In 2021, Georgetown University launched the Civil Justice Data Commons (CJDC) as a joint project between the Law Center and the Massive Data Institute at the McCourt School of Public Policy to make high-quality civil court data available to researchers. The Pew Charitable Trusts supported development of the platform, and a Pew team served as the CJDC’s pilot researchers. Team members analyzed Philadelphia Municipal Court eviction data to explore whether the type of landlord affected case outcomes, regardless of the original filing reason. The analysis shows that case dispositions do vary according to landlord type—typically individual, corporate, or government.
To be sure, case outcomes depend on many factors—including some not easily captured in an administrative dataset, such as the relationship between the landlord and tenant—but landlord type appears to make a difference. The data also shows that many cases may be resolved efficiently outside of court; more than half were withdrawn or resulted in a tenant and a landlord coming to a formal agreement.
Most cases have one of three outcomes
For an eviction case to proceed in court, landlords or their attorneys must demonstrate that tenants have been notified of a case against them. Tenants must be served with a court summons noting the date and time of their scheduled court appearance.
If the Philadelphia court determines that a tenant was not served, the case is automatically dismissed.

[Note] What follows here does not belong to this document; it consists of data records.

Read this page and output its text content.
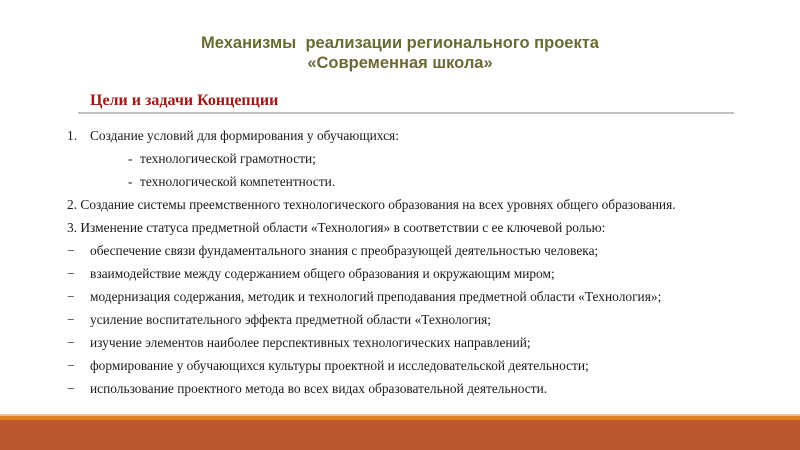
Механизмы  реализации регионального проекта
«Современная школа»
Цели и задачи Концепции
1. Создание условий для формирования у обучающихся:
- технологической грамотности;
- технологической компетентности.
2. Создание системы преемственного технологического образования на всех уровнях общего образования.
3. Изменение статуса предметной области «Технология» в соответствии с ее ключевой ролью:
− обеспечение связи фундаментального знания с преобразующей деятельностью человека;
− взаимодействие между содержанием общего образования и окружающим миром;
− модернизация содержания, методик и технологий преподавания предметной области «Технология»;
− усиление воспитательного эффекта предметной области «Технология;
− изучение элементов наиболее перспективных технологических направлений;
− формирование у обучающихся культуры проектной и исследовательской деятельности;
− использование проектного метода во всех видах образовательной деятельности.
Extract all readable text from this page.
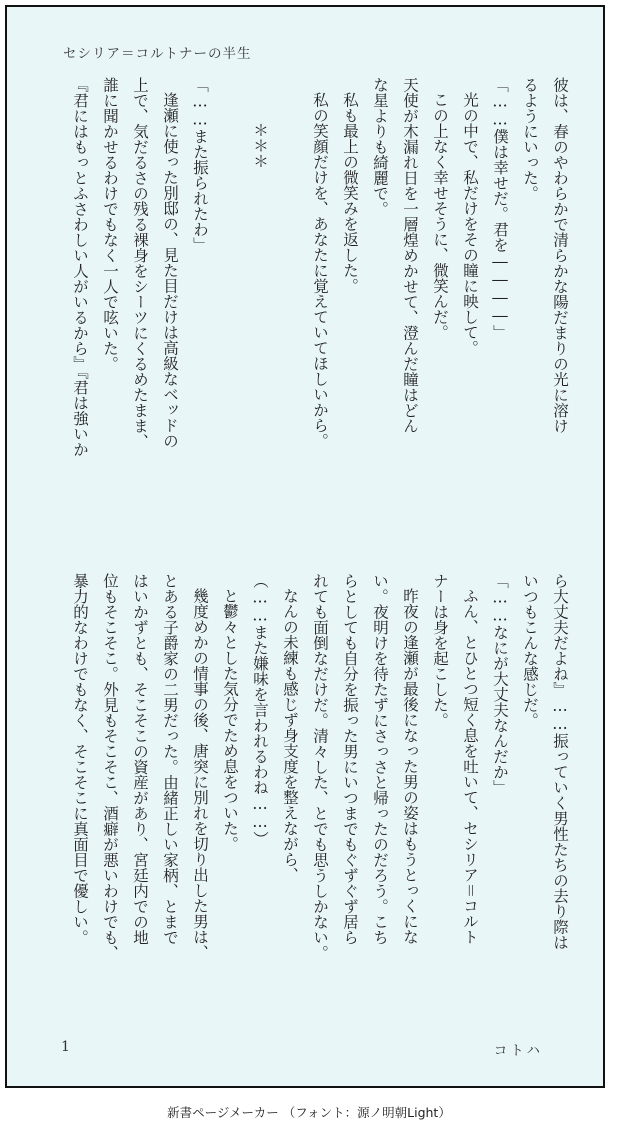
セシリア＝コルトナーの半生
彼は、春のやわらかで清らかな陽だまりの光に溶け
るようにいった。
「……僕は幸せだ。君を――――」
光の中で、私だけをその瞳に映して。
この上なく幸せそうに、微笑んだ。
天使が木漏れ日を一層煌めかせて、澄んだ瞳はどん
な星よりも綺麗で。
私も最上の微笑みを返した。
私の笑顔だけを、あなたに覚えていてほしいから。
＊＊＊
「……また振られたわ」
逢瀬に使った別邸の、見た目だけは高級なベッドの
上で、気だるさの残る裸身をシーツにくるめたまま、
誰に聞かせるわけでもなく一人で呟いた。
『君にはもっとふさわしい人がいるから』『君は強いか
ら大丈夫だよね』……振っていく男性たちの去り際は
いつもこんな感じだ。
「……なにが大丈夫なんだか」
ふん、とひとつ短く息を吐いて、セシリア＝コルト
ナーは身を起こした。
昨夜の逢瀬が最後になった男の姿はもうとっくにな
い。夜明けを待たずにさっさと帰ったのだろう。こち
らとしても自分を振った男にいつまでもぐずぐず居ら
れても面倒なだけだ。清々した、とでも思うしかない。
なんの未練も感じず身支度を整えながら、
（……また嫌味を言われるわね……）
と鬱々とした気分でため息をついた。
幾度めかの情事の後、唐突に別れを切り出した男は、
とある子爵家の二男だった。由緒正しい家柄、とまで
はいかずとも、そこそこの資産があり、宮廷内での地
位もそこそこ。外見もそこそこ、酒癖が悪いわけでも、
暴力的なわけでもなく、そこそこに真面目で優しい。
1	コトハ
新書ページメーカー （フォント：源ノ明朝Light）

In the data analysis, only 0.8% of cases were dismissed for no service.
Slightly more than one-third (36%) of cases ended in default judgments, which occur when tenants facing eviction do not show up for their court date and a judgment is automatically entered against them. Many factors can contribute to defendants not showing up to court, including whether they were actually notified of the lawsuit. It would seem that if a case receives any other disposition besides dismissal service must have been complete, but that may not always be true. A recent report in The Philadelphia Inquirer suggests that some tenants never received their summons, even when the official record indicated that they had.
Although the rules governing service of process for debt collection cases differ somewhat from those for eviction cases, examining debt collection proceedings can provide useful insights. A recent Pew report on debt collection cases in Philadelphia Municipal Court found that some consumers struggle to understand service documents, feel too overwhelmed to attend court, or feel there is nothing they can do to change the outcome of the case.
Another factor may influence default judgment rates among those who do receive their eviction summons: Recent research from the universities of Pennsylvania and Chicago, for example, indicates that tenants with longer mass transit commute times to the courthouse are more likely than others to face a default judgment for failure to appear.
And those struggles can work against their interests. When defendants do not appear in court to take advantage of their right to due process, they cannot share their side of the story, and judges may not have all the facts with which to make a fully informed decision.